Murray Rothbard: Author, Economist & Anarcho-Capitalist

Posted by: on Jan 28, 2020 | No Comments

Murray Rothbard

Murray Newton Rothbard was one of the most important leaders of the American libertarian movement of the 20th century. He proposed a form of free markets that he termed “anarcho-capitalism.” This was both a philosophical and an economic belief that individual responsibility is more important that government control. During his lifetime, he remained mired on controversy due to his beliefs. He was opposed to taxation, which he equated to a form of slavery. His concept of free markets included services that are typically considered to be the function of the government. He believed that anarcho-capitalism was the way to put an end to government control and monopoly.

A Controversial Economist

Rothbard possibly led the most difficult challenge against the legitimacy of government through a career that spanned over 40 years. He proposed that private citizens, private businesses and voluntary associations could take care of all the needs of a country. He believed that bureaucrats and politicians cannot fix the problems that plague the free markets, since they are “imperfect human beings,” with “limited knowledge” and focused on their own interests. At the same time, they possessed the power to disrupt the economy, an ability that even the greatest corporate executive did not have.

What he proposed is that individuals should be allowed to pursue their own business, without interference from the government. He recognized that there are several problems that impact the private sector but insisted that governments have historically only worsened the situation by oppressing people and suppressing enterprise. In fact, Rothbard stated that governments are driven by a desire to expand their power, rather than serving the people. This is irrespective of which political party might be in power.

Drawing on the Austrian theory of the credit cycle, Rothbard showed that the Great Depression was triggered by the 1929 bust that followed reckless credit expansion in the 1920s by the Federal Reserve, the Bank of England, and other major central banks. The economic correction of 1929-1930 might have resolved itself fairly quickly (as had happened previously following the Panic of 1907 and the severe recession of 1920-1921), Rothbard explained, but the interventionist policies of Presidents Hoover and Roosevelt prevented the markets from returning to equilibrium. The New Deal exacerbated and prolonged the event in a textbook case of misbegotten government intervention worsening the very problems it was supposed to cure.

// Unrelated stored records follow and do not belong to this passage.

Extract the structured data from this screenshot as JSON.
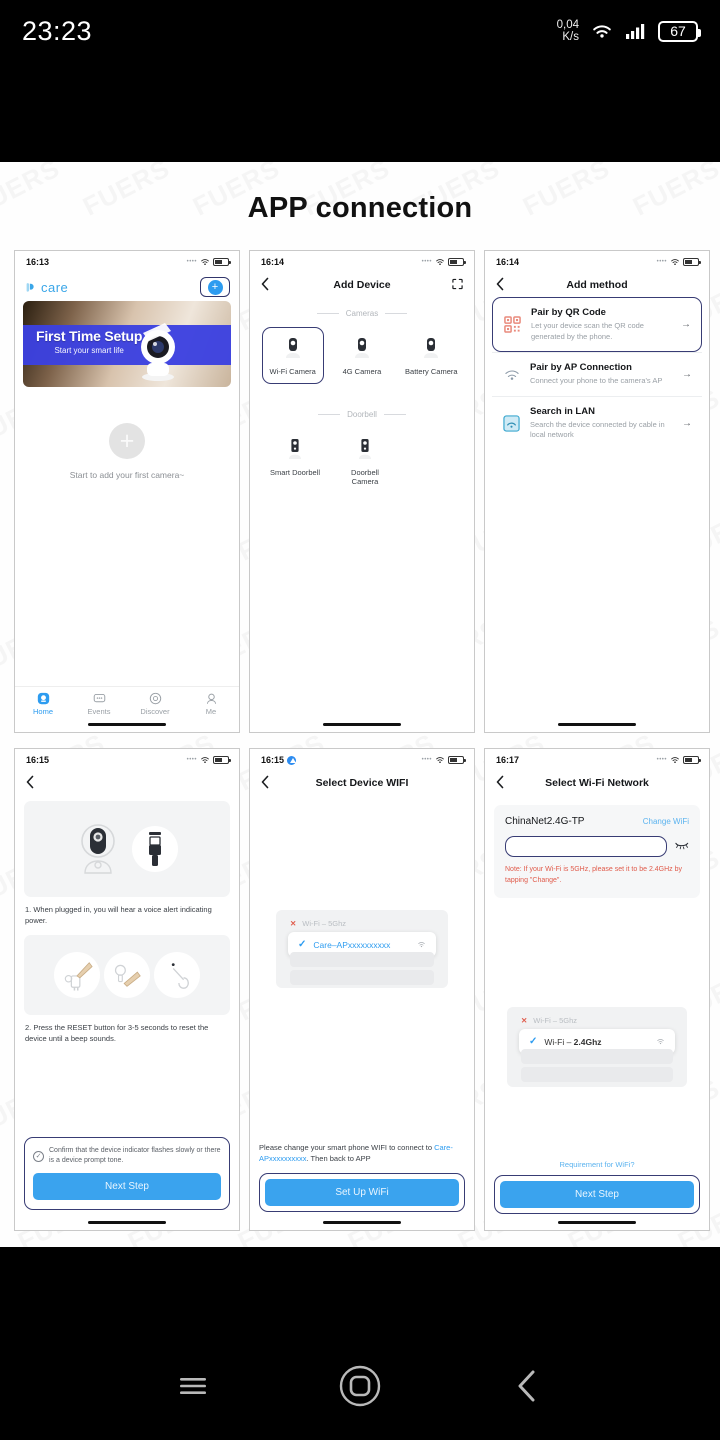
{
  "statusbar": {
    "clock": "23:23",
    "net_speed_value": "0,04",
    "net_speed_unit": "K/s",
    "battery_percent": "67",
    "wifi_icon": "wifi-icon",
    "signal_icon": "cellular-signal-icon"
  },
  "page": {
    "title": "APP connection",
    "watermark": "FUERS"
  },
  "shots": [
    {
      "id": "home-screen",
      "status_time": "16:13",
      "logo_text": "care",
      "add_button_label": "+",
      "banner": {
        "title": "First Time Setup",
        "subtitle": "Start your smart life"
      },
      "empty_text": "Start to add your first camera~",
      "empty_plus": "+",
      "tabs": [
        {
          "label": "Home",
          "icon": "home-icon",
          "active": true
        },
        {
          "label": "Events",
          "icon": "events-icon",
          "active": false
        },
        {
          "label": "Discover",
          "icon": "discover-icon",
          "active": false
        },
        {
          "label": "Me",
          "icon": "me-icon",
          "active": false
        }
      ]
    },
    {
      "id": "add-device",
      "status_time": "16:14",
      "nav_title": "Add Device",
      "back_icon": "chevron-left-icon",
      "scan_icon": "scan-frame-icon",
      "section_cameras": "Cameras",
      "section_doorbell": "Doorbell",
      "cameras": [
        {
          "label": "Wi-Fi Camera",
          "selected": true
        },
        {
          "label": "4G Camera",
          "selected": false
        },
        {
          "label": "Battery Camera",
          "selected": false
        }
      ],
      "doorbells": [
        {
          "label": "Smart Doorbell",
          "selected": false
        },
        {
          "label": "Doorbell Camera",
          "selected": false
        }
      ]
    },
    {
      "id": "add-method",
      "status_time": "16:14",
      "nav_title": "Add method",
      "methods": [
        {
          "title": "Pair by QR Code",
          "subtitle": "Let your device scan the QR code generated by the phone.",
          "icon": "qr-code-icon",
          "selected": true,
          "arrow": "→"
        },
        {
          "title": "Pair by AP Connection",
          "subtitle": "Connect your phone to the camera's AP",
          "icon": "wifi-ap-icon",
          "selected": false,
          "arrow": "→"
        },
        {
          "title": "Search in LAN",
          "subtitle": "Search the device connected by cable in local network",
          "icon": "lan-icon",
          "selected": false,
          "arrow": "→"
        }
      ]
    },
    {
      "id": "reset-device",
      "status_time": "16:15",
      "step1": "1. When plugged in, you will hear a voice alert indicating power.",
      "step2": "2. Press the RESET button for 3-5 seconds to reset the device until a beep sounds.",
      "confirm_text": "Confirm that the device indicator flashes slowly or there is a device prompt tone.",
      "confirm_icon": "check-circle-icon",
      "next_button": "Next Step"
    },
    {
      "id": "select-device-wifi",
      "status_time": "16:15",
      "nav_title": "Select Device WIFI",
      "ghost_wifi": "Wi-Fi – 5Ghz",
      "ghost_mark": "✕",
      "selected_wifi": "Care–APxxxxxxxxxx",
      "selected_mark": "✓",
      "hint_prefix": "Please change your smart phone WIFI to connect to ",
      "hint_ap": "Care-APxxxxxxxxxx",
      "hint_suffix": ". Then back to APP",
      "setup_button": "Set Up WiFi"
    },
    {
      "id": "select-wifi-network",
      "status_time": "16:17",
      "nav_title": "Select Wi-Fi Network",
      "ssid": "ChinaNet2.4G-TP",
      "change_link": "Change WiFi",
      "password_value": "",
      "password_placeholder": "",
      "eye_icon": "eye-off-icon",
      "warn_text": "Note: If your Wi-Fi is 5GHz, please set it to be 2.4GHz by tapping \"Change\".",
      "ghost_wifi": "Wi-Fi – 5Ghz",
      "ghost_mark": "✕",
      "selected_wifi_prefix": "Wi-Fi – ",
      "selected_wifi_band": "2.4Ghz",
      "selected_mark": "✓",
      "requirement_link": "Requirement for WiFi?",
      "next_button": "Next Step"
    }
  ],
  "android_nav": {
    "recents": "recents-icon",
    "home": "home-circle-icon",
    "back": "back-chevron-icon"
  },
  "colors": {
    "accent_blue": "#3aa3ee",
    "brand_blue": "#2d9cf0",
    "outline_navy": "#383c74",
    "warn_red": "#e05b4b"
  }
}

Life and Times of Murray Rothbard

Murray N. Rothbard was born on March 2, 1926, in Bronx, New York. He was the only child of Russian and Polish immigrants, Rae and David Rothbard. After completing high school in New York City, Rothbard went on to earn his bachelors and then Ph.D. degrees in economics from Columbia University. He is said to have had political differences with his fellow students and professors, who he believed were “leftists.” Rothbard has an exemplary academic record, excelling in both school and university.

During his formative years, Rothbard was influenced by Austrian economist, Ludwig von Mises. He had attended one of Mises’ seminar at New York University in the early 1950s, which left a lasting impact on Rothbard. In fact, Rothbard went on to write a book that examines the economic theories of Mises. Much later, in 1982, Rothbard established the Mises Institute in Alabama to promote his political and economic ideas.

Murray Rothbard was one of the most influential figures in the modern libertarian movement in the United States. More specifically, he followed a right-libertarian ideology, known for its strong political views, such as the abolition of a welfare state approach. He founded the Center for Libertarian Studies, as well as the Journal of Libertarian Studies.

His demise on January 7, 1995, has been a great loss for the world. However, his contributions to leading publications, like the Wall Street Journal, New York Times and numerous economic journals, as well as his books continue to influence economic thought.